Many are rejoicing at the newly elected president of the United States today … many are not.
For those that voted for the winning president, you may be feeling a sense of relief, hope, and excitement as a new president takes office to the most powerful seat in the land and all the opportunity that comes along with that.
For those that voted against the winning president, you may be feeling afraid, discouraged, or even apathetic as your hopes have been dashed and your anxieties heightened … perhaps especially so if you are a woman, or a minority.
For those of you that abstained from voting at all, you may be feeling regret ... perhaps you could have made difference? Perhaps you are feeling vindicated, justified, and relieved in your abstinence … that you didn’t pick between the “lesser of two evils”.
For those of you that prayed for the election and its outcome … please don’t stop.
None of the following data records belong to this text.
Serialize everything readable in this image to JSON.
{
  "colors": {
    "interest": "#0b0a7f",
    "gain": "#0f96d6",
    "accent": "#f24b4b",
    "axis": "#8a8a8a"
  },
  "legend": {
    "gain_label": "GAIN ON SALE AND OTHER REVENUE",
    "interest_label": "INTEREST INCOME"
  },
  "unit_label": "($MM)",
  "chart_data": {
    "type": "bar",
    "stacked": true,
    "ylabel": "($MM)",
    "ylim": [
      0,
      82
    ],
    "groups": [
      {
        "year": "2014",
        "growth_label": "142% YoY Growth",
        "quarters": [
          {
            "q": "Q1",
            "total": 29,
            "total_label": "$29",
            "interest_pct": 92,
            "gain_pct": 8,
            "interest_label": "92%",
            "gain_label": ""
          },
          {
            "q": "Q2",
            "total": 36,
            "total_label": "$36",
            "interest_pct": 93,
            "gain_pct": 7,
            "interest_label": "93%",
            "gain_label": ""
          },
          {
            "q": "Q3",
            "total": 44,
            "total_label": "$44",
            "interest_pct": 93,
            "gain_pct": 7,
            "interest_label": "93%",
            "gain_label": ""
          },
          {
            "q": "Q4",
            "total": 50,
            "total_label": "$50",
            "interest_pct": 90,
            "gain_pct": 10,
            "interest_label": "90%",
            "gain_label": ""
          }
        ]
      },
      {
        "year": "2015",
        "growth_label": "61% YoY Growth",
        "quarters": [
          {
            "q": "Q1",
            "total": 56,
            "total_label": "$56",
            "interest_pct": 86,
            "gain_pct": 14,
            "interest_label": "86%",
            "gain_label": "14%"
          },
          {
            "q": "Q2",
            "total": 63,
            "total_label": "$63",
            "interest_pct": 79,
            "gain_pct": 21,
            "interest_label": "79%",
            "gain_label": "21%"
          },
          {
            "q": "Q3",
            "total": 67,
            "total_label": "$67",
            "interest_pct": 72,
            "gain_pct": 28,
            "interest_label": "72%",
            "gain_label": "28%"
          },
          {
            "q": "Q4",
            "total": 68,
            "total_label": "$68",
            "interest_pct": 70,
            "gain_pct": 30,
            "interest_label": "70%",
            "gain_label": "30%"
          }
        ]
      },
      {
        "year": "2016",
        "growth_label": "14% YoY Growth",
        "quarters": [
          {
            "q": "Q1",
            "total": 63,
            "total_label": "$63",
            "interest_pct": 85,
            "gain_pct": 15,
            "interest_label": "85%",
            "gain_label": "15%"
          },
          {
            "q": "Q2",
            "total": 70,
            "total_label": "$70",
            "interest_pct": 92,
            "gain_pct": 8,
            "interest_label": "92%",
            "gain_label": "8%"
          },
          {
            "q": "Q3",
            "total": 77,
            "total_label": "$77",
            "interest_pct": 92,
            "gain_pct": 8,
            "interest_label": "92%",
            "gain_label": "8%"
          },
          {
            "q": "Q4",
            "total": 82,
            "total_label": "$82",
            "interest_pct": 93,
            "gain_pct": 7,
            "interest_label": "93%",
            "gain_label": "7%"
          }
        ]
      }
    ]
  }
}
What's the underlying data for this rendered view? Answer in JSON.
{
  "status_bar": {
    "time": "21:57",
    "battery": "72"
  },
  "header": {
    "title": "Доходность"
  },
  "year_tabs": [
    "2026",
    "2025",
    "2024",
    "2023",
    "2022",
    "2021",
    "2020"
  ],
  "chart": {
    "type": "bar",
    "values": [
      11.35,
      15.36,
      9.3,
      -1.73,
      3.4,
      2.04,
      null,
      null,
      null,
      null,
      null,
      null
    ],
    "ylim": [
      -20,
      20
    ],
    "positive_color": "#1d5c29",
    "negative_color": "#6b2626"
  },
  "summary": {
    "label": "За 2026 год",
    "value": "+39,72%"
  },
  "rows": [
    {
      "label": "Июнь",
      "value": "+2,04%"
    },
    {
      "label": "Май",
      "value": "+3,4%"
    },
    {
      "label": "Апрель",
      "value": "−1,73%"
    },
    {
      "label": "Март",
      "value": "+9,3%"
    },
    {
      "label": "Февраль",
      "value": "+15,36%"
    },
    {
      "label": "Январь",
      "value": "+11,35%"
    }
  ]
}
But don’t be deceived, whether you won, lost, or abstained, for all of us as Christians, we indeed have won … no matter who sits in the oval office of the United States of America. In fact, the American nation, and all of her presidents, will one day be a footnote in the history of the world. For our lives are fleeting and momentary (2 Cor 4:17; Ps 39:4; Jam 4:14) and in the vast landscape of time, so are the lives of nations and civilizations.
Our allegiance as Christians is aligned to another, above and beyond the president of the United States. Your allegiance and hope is in a kingdom, and a king, that cannot be shaken (Heb 12:27-29).
And yet, this is not to make light of your possible fears or anxieties, or sweep them under the rug with some stroke of spiritual cliché. No, this is to remind you that nothing strange is happening to you. In fact, it has been happening to believers for a very long time (1 Pet 1:3-9). Remember that Jesus already told us that we will have trouble in this life, but take heart … for he has overcome the world (Jn 16:33)!
And what is our allegiance to the unshakable king and kingdom supposed to result in? Praise, awe, glory, honor, reverence, and living hope.
So whether you are rejoicing over the new president, or are in mourning, or perhaps somewhere in between … remember to be alert and sober minded with your hope set on the grace to be brought when Jesus Christ is revealed at his coming (1 Pet 1:13). Your hope is explicitly not to be in the rulers of this world or this nation, and our allegiance is never to be to them over our Lord Jesus.
Trials will come, whether at the hands of a new president, the work of Satan and his cohorts, or even from within our own sinful nature … thank God that our hope can be in something unshakeable.